Monday, 4 November 2013

Time to reconsider Sustainability and become more Resourceful instead?

Something is broken in our ability to communicate the problems and issues which beset our complex, struggling World. Well quite a few things, but in particular, we seem to have got lost in our efforts to express in simple terms the things which matter.

After '92 (maybe even before this) the meme of choice became 'Sustainability'; a useful catch-all which encapsulated the spirit of the messages coming out at the time - the need as a global society to live within our means.

But these days, it seems the term is losing its edge. Many commentators have pointed out that it has become cheapened by over-familiarity, that its many meanings and interpretations are so diverse, its marketing usage so overblown, that irrespective of the underlying values which the original usage implied, 'Sustainability' as a concept may itself no longer be sustainable.

The number of reasons why this has happened is legion, do not require reiteration here. But, for me, there is an issue which I have not seen much discussed, which is that the term and its conceptual underpinning are fundamentally negative.

In a nutshell, 'sustainable' implies a sense of 'survival', of making do, reduction, subsistence. For many of the developing nations this conception makes perfect sense, since survival in the face of adversity has been (though need not have been) a common theme in contemporary accounts of the 'needs' of these societies and their peoples. But the implicit hair-shirted self-sacrifice which so often is cited hand-in-hand with Sustainability has become, in the developed world, as much an albatross as a rallying-call.

Sustainable living as an fundamental idea still has its value and merit, that has not and should not change, but the time has come to put aside the hair shirt and try to find a new 'overriding' conception of what it is we need to do, individually, collectively, politically, economically. A conception which permits the best of humanity to shine and points forwards rather than backwards.

The time has come for us to be Resourceful.
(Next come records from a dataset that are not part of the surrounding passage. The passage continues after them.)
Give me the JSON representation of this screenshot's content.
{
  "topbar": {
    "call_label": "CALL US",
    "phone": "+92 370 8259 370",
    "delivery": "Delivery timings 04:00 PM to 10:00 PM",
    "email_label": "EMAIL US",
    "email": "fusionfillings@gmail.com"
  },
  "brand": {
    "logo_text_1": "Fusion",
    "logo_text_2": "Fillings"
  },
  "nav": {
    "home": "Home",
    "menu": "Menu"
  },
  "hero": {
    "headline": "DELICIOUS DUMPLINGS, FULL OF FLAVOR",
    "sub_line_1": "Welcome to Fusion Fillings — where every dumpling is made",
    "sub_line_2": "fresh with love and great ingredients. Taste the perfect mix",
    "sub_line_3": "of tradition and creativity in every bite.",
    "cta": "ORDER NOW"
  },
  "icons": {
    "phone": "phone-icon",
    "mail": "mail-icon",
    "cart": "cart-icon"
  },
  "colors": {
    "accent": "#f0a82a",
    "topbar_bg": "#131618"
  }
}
To apply Resourcefulness to our problems and issues and become "ingenious, capable, and full of initiative, especially in dealing with difficult situations" (Collins Dictionary) or develop, as Wiktionary describes resoucefulness: "the ability to cope with difficult situations, or unusual problems".

We can also be more aware of the resources we use - as, for example, via a circular economy. We can direct the best use of the resources available to us so that the most possible is made from them. We can apply our unique characteristic - ingenuity - to the multitude of environmental demons which beset us, whether we consider mitigation or adaptation or both, and apply well-found principles to seek imaginative solutions.

It is probably no coincidence that as a word 'Resourcefulness' is phonetically and structurally similar to the Buddhist concept of 'mindfulness', implying a constant and considered awareness of what is around us as we live, and the causal consequences of actions, inactions, decisions and desires. For me, there is a strong sense that this has the potential to be a truly powerful and worthwhile re-alignment of the language of future-building. 

Sit back for a few seconds and think about the idea, the message, the implications; I hope, like me, you find it positively stimulates the imagination and leaves you replete with the sense of possibility.

Resourcefulness is a fundamentally positive conception. It is pragmatic - it implies a process involving thought and decisions and action which is so necessary to the global environment. It is also a very Human concept - it applies to people in particular, but also to groups of people of all kinds. It also connects us more directly to the things of the planet, be they raw material, product, or finance, as things we are bound up with, rather than objects of our intercession.

As of this moment, for me it is an idea which requires more fleshing out, some further defining and limiting - otherwise it is in danger of suffering the same fate as 'Sustainability' - of meaning both too much and too little at the same time. This is work I and I hope others will be undertaking, to raise the bar, change the negative into a positive, and start actually working on these many problems of our World with Hope rather than Resignation.

This is the message: the time has come for us to be more Resourceful, and to use our Resourcefulness for the betterment of the human condition.

Side note: Similar usage of the term, relating to sustainable practice in the built environment, has been used recently in Architecture and design, for example, here.